E3SM-Project / scream

Fork of E3SM used to develop exascale global atmosphere model written in C++
https://e3sm-project.github.io/scream/
Other
76 stars 55 forks source link

Problems with restarting a cime screamv1 case #1544

Closed ndkeen closed 2 years ago

ndkeen commented 2 years ago

Using master of Apr13th.

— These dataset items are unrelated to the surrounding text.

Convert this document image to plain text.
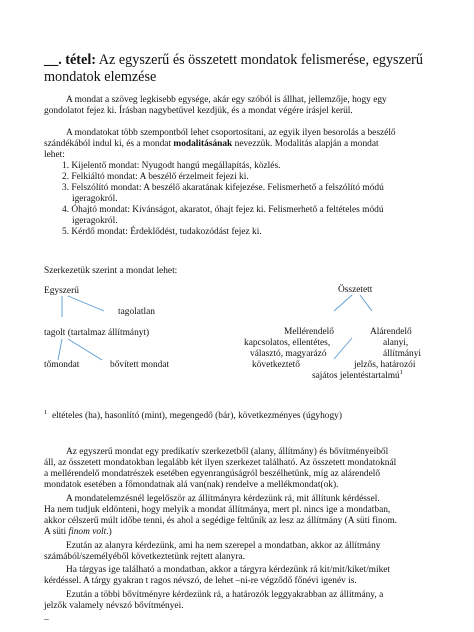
__. tétel: Az egyszerű és összetett mondatok felismerése, egyszerű
mondatok elemzése
A mondat a szöveg legkisebb egysége, akár egy szóból is állhat, jellemzője, hogy egy
gondolatot fejez ki. Írásban nagybetűvel kezdjük, és a mondat végére írásjel kerül.
A mondatokat több szempontból lehet csoportosítani, az egyik ilyen besorolás a beszélő
szándékából indul ki, és a mondat modalitásának nevezzük. Modalitás alapján a mondat
lehet:
1. Kijelentő mondat: Nyugodt hangú megállapítás, közlés.
2. Felkiáltó mondat: A beszélő érzelmeit fejezi ki.
3. Felszólító mondat: A beszélő akaratának kifejezése. Felismerhető a felszólító módú
igeragokról.
4. Óhajtó mondat: Kívánságot, akaratot, óhajt fejez ki. Felismerhető a feltételes módú
igeragokról.
5. Kérdő mondat: Érdeklődést, tudakozódást fejez ki.
Szerkezetük szerint a mondat lehet:
Egyszerű	Összetett
tagolatlan
tagolt (tartalmaz állítmányt)	Mellérendelő	Alárendelő
kapcsolatos, ellentétes,	alanyi,
választó, magyarázó	állítmányi
tőmondat	bővített mondat	következtető	jelzős, határozói
sajátos jelentéstartalmú$^1$
$^1$ eltételes (ha), hasonlító (mint), megengedő (bár), következményes (úgyhogy)
Az egyszerű mondat egy predikatív szerkezetből (alany, állítmány) és bővítményeiből
áll, az összetett mondatokban legalább két ilyen szerkezet található. Az összetett mondatoknál
a mellérendelő mondatrészek esetében egyenrangúságról beszélhetünk, míg az alárendelő
mondatok esetében a főmondatnak alá van(nak) rendelve a mellékmondat(ok).
A mondatelemzésnél legelőször az állítmányra kérdezünk rá, mit állítunk kérdéssel.
Ha nem tudjuk eldönteni, hogy melyik a mondat állítmánya, mert pl. nincs ige a mondatban,
akkor célszerű múlt időbe tenni, és ahol a segédige feltűnik az lesz az állítmány (A süti finom.
A süti finom volt.)
Ezután az alanyra kérdezünk, ami ha nem szerepel a mondatban, akkor az állítmány
számából/személyéből következtetünk rejtett alanyra.
Ha tárgyas ige található a mondatban, akkor a tárgyra kérdezünk rá kit/mit/kiket/miket
kérdéssel. A tárgy gyakran t ragos névszó, de lehet –ni-re végződő főnévi igenév is.
Ezután a többi bővítményre kérdezünk rá, a határozók leggyakrabban az állítmány, a
jelzők valamely névszó bővítményei.
_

Here is a script to create case that will run 4 steps and write a restart:

#! /bin/csh                                                                                                                                                                                                                  
set compset=F2000SCREAMv1
set mach=cori-knl
set res=ne4_ne4
set compiler=intel
set account=e3sm
set q=debug
set wt="0:19:00"

set wdir="$CSCRATCH/e3sm_scratch/$mach"
set cn="$wdir/f4.$compset.$res.$compiler.DEBUG.4s.restarttest"

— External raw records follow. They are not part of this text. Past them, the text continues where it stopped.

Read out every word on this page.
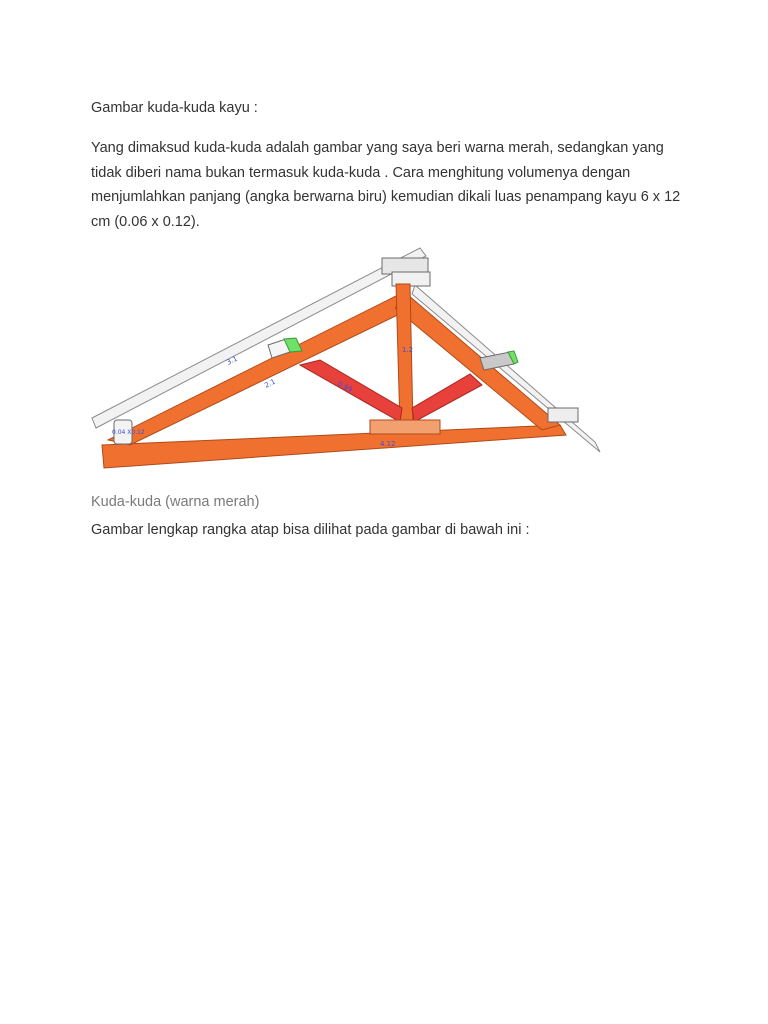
Gambar kuda-kuda kayu :
Yang dimaksud kuda-kuda adalah gambar yang saya beri warna merah, sedangkan yang
tidak diberi nama bukan termasuk kuda-kuda . Cara menghitung volumenya dengan
menjumlahkan panjang (angka berwarna biru) kemudian dikali luas penampang kayu 6 x 12
cm (0.06 x 0.12).
3.1
2.1	0.99
1.2
4.12
0.04 X0.12
Kuda-kuda (warna merah)
Gambar lengkap rangka atap bisa dilihat pada gambar di bawah ini :
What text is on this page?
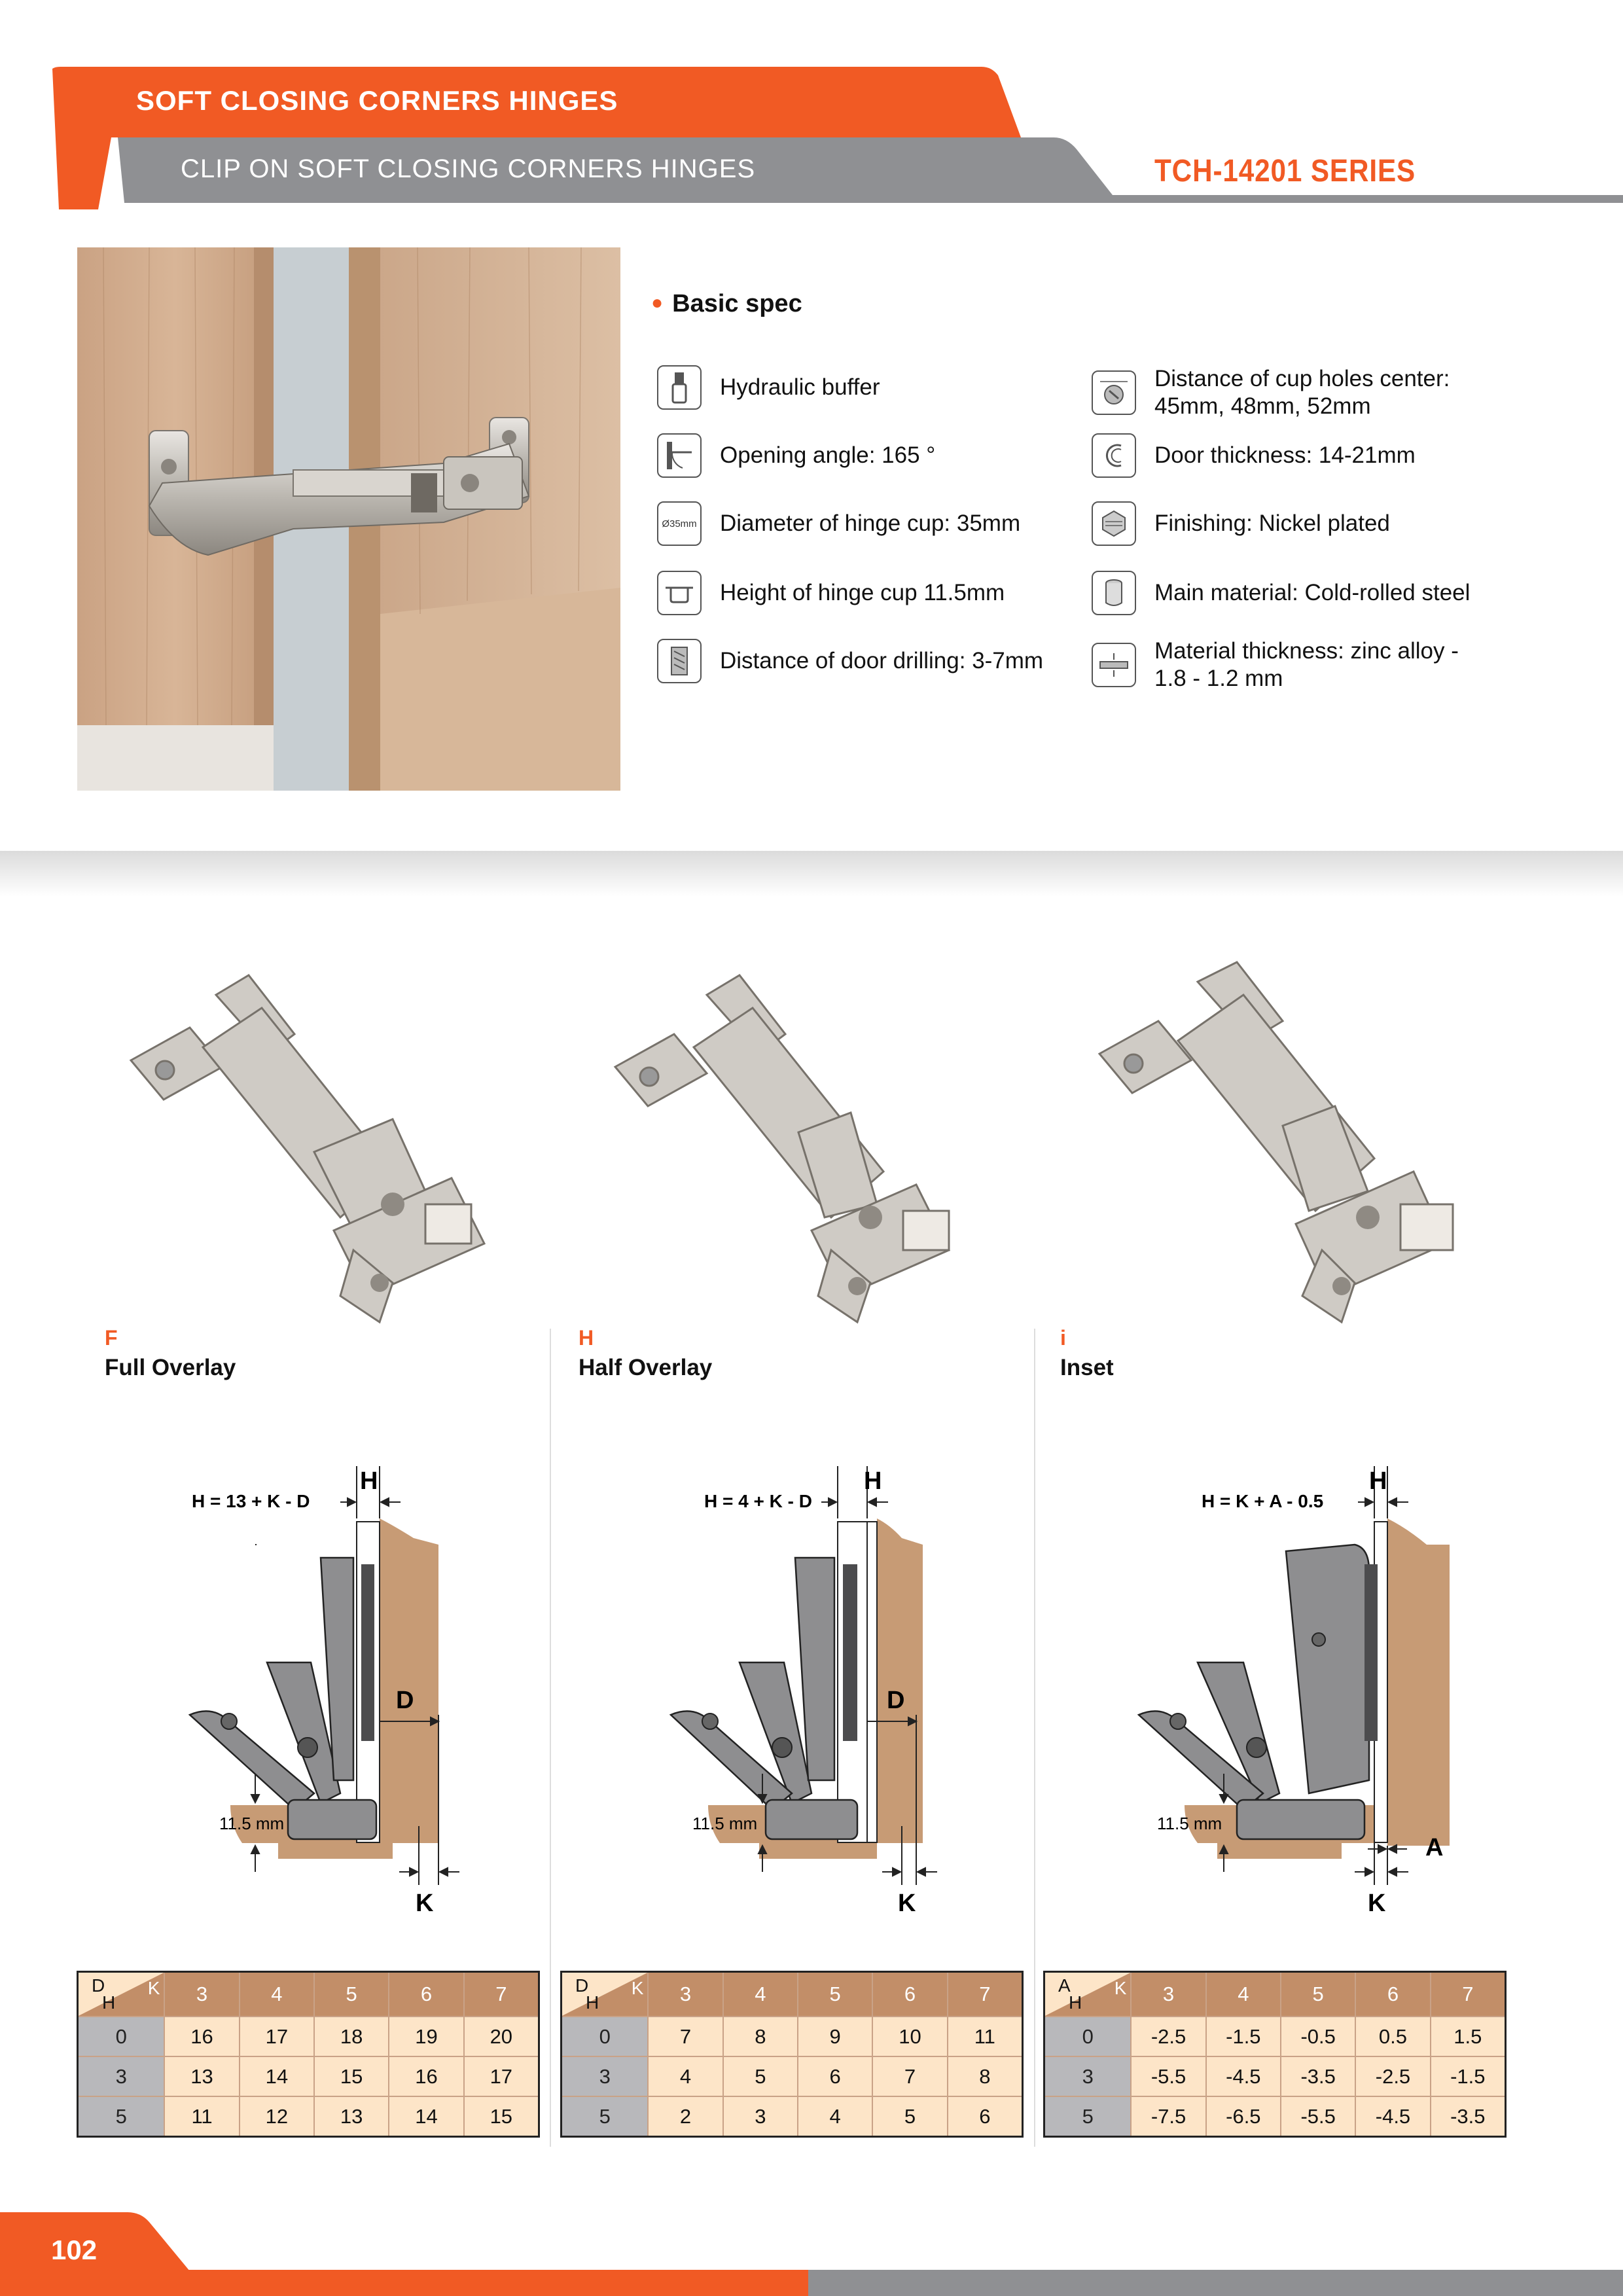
SOFT CLOSING CORNERS HINGES
CLIP ON SOFT CLOSING CORNERS HINGES	TCH-14201 SERIES
● Basic spec
Hydraulic buffer
Opening angle: 165 °
Ø35mm Diameter of hinge cup: 35mm
Height of hinge cup 11.5mm
Distance of door drilling: 3-7mm
Distance of cup holes center:
45mm, 48mm, 52mm
Door thickness: 14-21mm
Finishing: Nickel plated
Main material: Cold-rolled steel
Material thickness: zinc alloy -
1.8 - 1.2 mm
F
Full Overlay
H
Half Overlay
i
Inset
H = 13 + K - D
H
D
K
11.5 mm
H = 4 + K - D
H
D
K
11.5 mm
H = K + A - 0.5
H
A
K
11.5 mm
D
H
K	3	4	5	6	7
0	16	17	18	19	20
3	13	14	15	16	17
5	11	12	13	14	15
D
H
K	3	4	5	6	7
0	7	8	9	10	11
3	4	5	6	7	8
5	2	3	4	5	6
A
H
K	3	4	5	6	7
0	-2.5	-1.5	-0.5	0.5	1.5
3	-5.5	-4.5	-3.5	-2.5	-1.5
5	-7.5	-6.5	-5.5	-4.5	-3.5
102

create_newcase --case $cn --res $res --mach $mach --compiler $compiler --compset $compset --project $account --walltime=$wt --queue=$q

cd $cn

./xmlchange --file env_run.xml STOP_OPTION="nsteps"
./xmlchange --file env_run.xml STOP_N="4"
./xmlchange --file env_run.xml REST_OPTION="nsteps"
./xmlchange --file env_run.xml REST_N="4"

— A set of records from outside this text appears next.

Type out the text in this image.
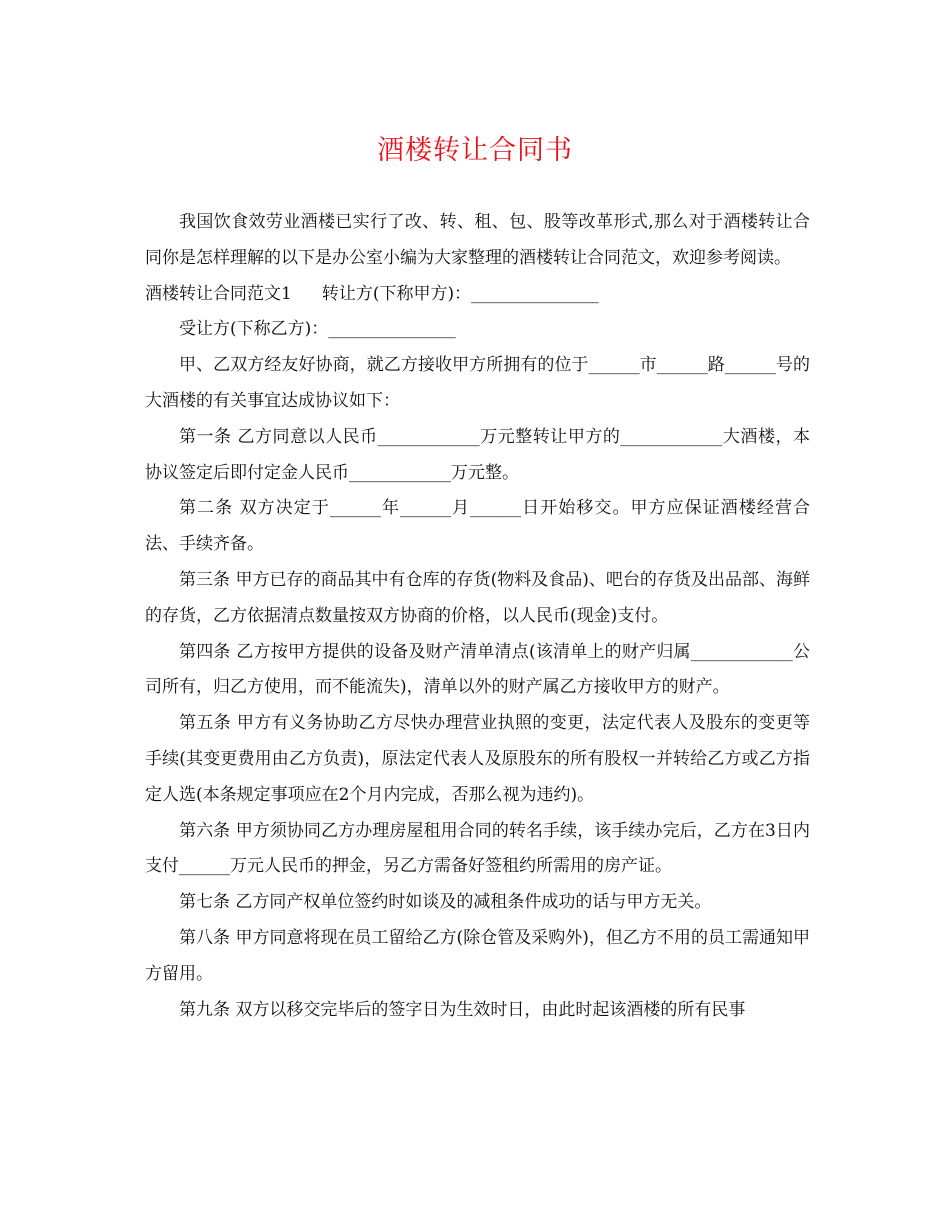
酒楼转让合同书

我国饮食效劳业酒楼已实行了改、转、租、包、股等改革形式,那么对于酒楼转让合同你是怎样理解的以下是办公室小编为大家整理的酒楼转让合同范文，欢迎参考阅读。

酒楼转让合同范文1 转让方(下称甲方)：_______________

受让方(下称乙方)：_______________

甲、乙双方经友好协商，就乙方接收甲方所拥有的位于______市______路______号的大酒楼的有关事宜达成协议如下：

第一条 乙方同意以人民币____________万元整转让甲方的____________大酒楼，本协议签定后即付定金人民币____________万元整。

第二条 双方决定于______年______月______日开始移交。甲方应保证酒楼经营合法、手续齐备。

第三条 甲方已存的商品其中有仓库的存货(物料及食品)、吧台的存货及出品部、海鲜的存货，乙方依据清点数量按双方协商的价格，以人民币(现金)支付。

第四条 乙方按甲方提供的设备及财产清单清点(该清单上的财产归属____________公司所有，归乙方使用，而不能流失)，清单以外的财产属乙方接收甲方的财产。

第五条 甲方有义务协助乙方尽快办理营业执照的变更，法定代表人及股东的变更等手续(其变更费用由乙方负责)，原法定代表人及原股东的所有股权一并转给乙方或乙方指定人选(本条规定事项应在2个月内完成，否那么视为违约)。

第六条 甲方须协同乙方办理房屋租用合同的转名手续，该手续办完后，乙方在3日内支付______万元人民币的押金，另乙方需备好签租约所需用的房产证。

第七条 乙方同产权单位签约时如谈及的减租条件成功的话与甲方无关。

第八条 甲方同意将现在员工留给乙方(除仓管及采购外)，但乙方不用的员工需通知甲方留用。

第九条 双方以移交完毕后的签字日为生效时日，由此时起该酒楼的所有民事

./xmlchange --file env_build.xml DEBUG="TRUE"

case.setup
case.build
ls -l bld/*.exe*

set sbase=/global/cfs/cdirs/e3sm/ndk/ne4restarttest
set sin=si.ne4.noout.wr.yaml

ls -l run/data/scream_input.yaml
ls -l $sbase/$sin
cp run/data/scream_input.yaml run/data/scream_input.yaml-original
cp $sbase/$sin run/data/scream_input.yaml

ls -l $sbase/*dat8
cp $sbase/*dat8 run/data

case.submit -a="-t $wt --qos=$q "

This looks to have worked.

cori05% cat run/rpointer.atm 
model_restart.INSTANT.Steps_x4.0001-01-01.002000.r.nc

cori05% lr run/*.r.*
-rw-rw-r-- 1 ndk ndk   244528 Apr 13 16:36 run/f4.F2000SCREAMv1.ne4_ne4.intel.DEBUG.4s.restarttest.cice.r.0001-01-01-01200.nc
-rw-rw-r-- 1 ndk ndk 23197148 Apr 13 16:36 run/f4.F2000SCREAMv1.ne4_ne4.intel.DEBUG.4s.restarttest.elm.r.0001-01-01-01200.nc
-rw-rw-r-- 1 ndk ndk 15188908 Apr 13 16:36 run/model_restart.INSTANT.Steps_x4.0001-01-01.002000.r.nc
-rw-rw-r-- 1 ndk ndk  1717292 Apr 13 16:36 run/f4.F2000SCREAMv1.ne4_ne4.intel.DEBUG.4s.restarttest.cpl.r.0001-01-01-01200.nc

And then to try reading from the restart (and running 4 more steps to write another restart), I did this:

   cd case_dir
   cp /global/cfs/cdirs/e3sm/ndk/ne4restarttest/si.ne4.noout.rwr.yaml run/data/scream_input.yaml
   xmlchange CONTINUE_RUN=TRUE
   case.submit

Which fails with:

26:   what():  /global/cscratch1/sd/ndk/wacmy/s49-apr12/components/scream/src/share/io/scream_output_manager.cpp:355: FAIL:
26: found
26: Error! Output restart requested, but no history restart file found in 'rpointer.atm'.
26:    restart file name root: model_restart
26:    rpointer content:
26:

case: /global/cscratch1/sd/ndk/e3sm_scratch/cori-knl/f4.F2000SCREAMv1.ne4_ne4.intel.DEBUG.4s.restarttest
PeterCaldwell commented 2 years ago

"history restart files" are restart files for our output. We don't need them in this case because all of our output is instantaneous rather than averaged over some interval which was only half completed when we wrote our output. So there seems to be error catching enabled here that doesn't make sense. The error says "Output restart requested", so maybe we can just not request output restart (for at least a temporary fix)?

bartgol commented 2 years ago

As I told privately to @ndkeen , the error message is misleading. The error is printed in the AD if the correct model restart file is not found in the rpointer file. Interestingly, the rpointer generated by scream does contain the correct model restart file name.

I will have to debug this.

bartgol commented 2 years ago

I can reproduce this on mappy. Working on it.